Gods wil is voor ons dat wij het door Jezus Christus gestelde voorbeeld volgen, en dat betekent om te beginnen dat wij, evenals Jezus in de Jordaan, gedoopt dienen te worden. Wat moeten wij vervolgens gaan doen? Proberen de Tien Geboden na te leven en op zondag naar de kerk gaan? Hoewel dit in de christenheid de algemene opvatting schijnt te zijn, laat de Schrift zien dat Jezus en zijn eerste discipelen zich er aan wijdden het goede nieuws van Gods koninkrijk te prediken (Matth. 4:17; 10:7). Jezus zei tot Pilatus: „Hiertoe ben Ik geboren en hiertoe ben Ik in de wereld gekomen, opdat Ik voor de waarheid zou getuigen.” — Joh. 18:37.
Ja, door zich aan het doen van Gods wil op te dragen, rust op elke christen de verplichting de bediening van het evangelie tot zijn roeping te maken. Deze bediening dient, zoals Jezus zelf heeft geboden, in ons leven de eerste plaats in te nemen: „Zoekt eerst Zijn Koninkrijk en Zijn gerechtigheid en dit alles zal u bovendien geschonken worden.” Van deze ommekeer in ons leven af, worden wij rentmeesters van zowel de bediening van het evangelie als van alles wat wij bezitten, zoals onze tijd, kracht, middelen en persoonlijke invloed, en er wordt van rentmeesters verwacht dat zij getrouw worden bevonden. — Matth. 6:33; 1 Kor. 4:1, 2.
Verstandig wandelen, betekent derhalve Gods wil te doen.

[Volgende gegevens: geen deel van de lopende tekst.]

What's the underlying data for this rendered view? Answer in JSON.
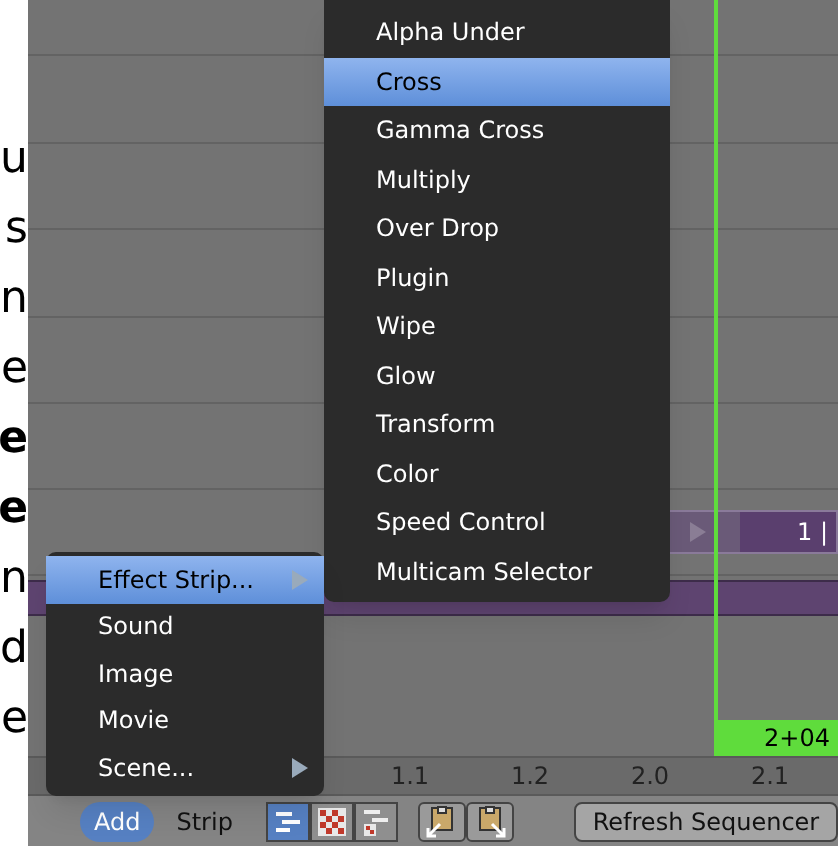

Het houdt in dat wij de tegenstand van de Duivel en zijn demonen moeten overwinnen, dat wij de valstrikken van deze goddeloze wereld dienen te vermijden, dat wij onze overgeërfde zwakheden naar ons beste vermogen dienen te bestrijden en dat wij van de hulpmiddelen waarin God heeft voorzien, namelijk, zijn Woord, zijn zichtbare kanaal, zijn heilige geest en het gebed, een goed gebruik dienen te maken. Betreffende onze voornaamste vijand krijgen wij de raad: „Biedt weerstand aan den duivel, en hij zal van u vlieden.” „Doet de wapenrusting Gods aan, om te kunnen standhouden tegen de verleidingen des duivels.” Deze wapenrusting omvat het Woord van God, de hoop der redding, het schild des geloofs en het pantser der gerechtigheid of een goede hartetoestand. — Jak. 4:7; Ef. 6:11-17.
Ten einde ’s werelds valstrikken te vermijden en haar invloeden met succes te kunnen weerstaan, moeten wij ons er afgescheiden van bewaren. Wij dienen in gedachten te houden dat „zuivere en onbevlekte godsdienst voor God, den Vader, is: . . . zichzelf onbesmet van de wereld bewaren”. Ja, „de vriendschap met de wereld” is „vijandschap tegen God”. „Wordt [daarom] niet misleid. Slechte omgang verderft nuttige gewoonten.” Behalve dat wij op onze hoede moeten zijn om niet in ’s werelds valstrikken te geraken, dienen wij ook haar dreigementen onbevreesd onder de ogen te zien. Wij dienen dan hetzelfde te zeggen als wat Petrus en de andere apostelen hun tegenstanders ten antwoord gaven: „Wij moeten God als regeerder meer gehoorzamen dan mensen.” — Jak. 1:27; 4:4 en 1 Kor. 15:33; Hand. 5:29, NW.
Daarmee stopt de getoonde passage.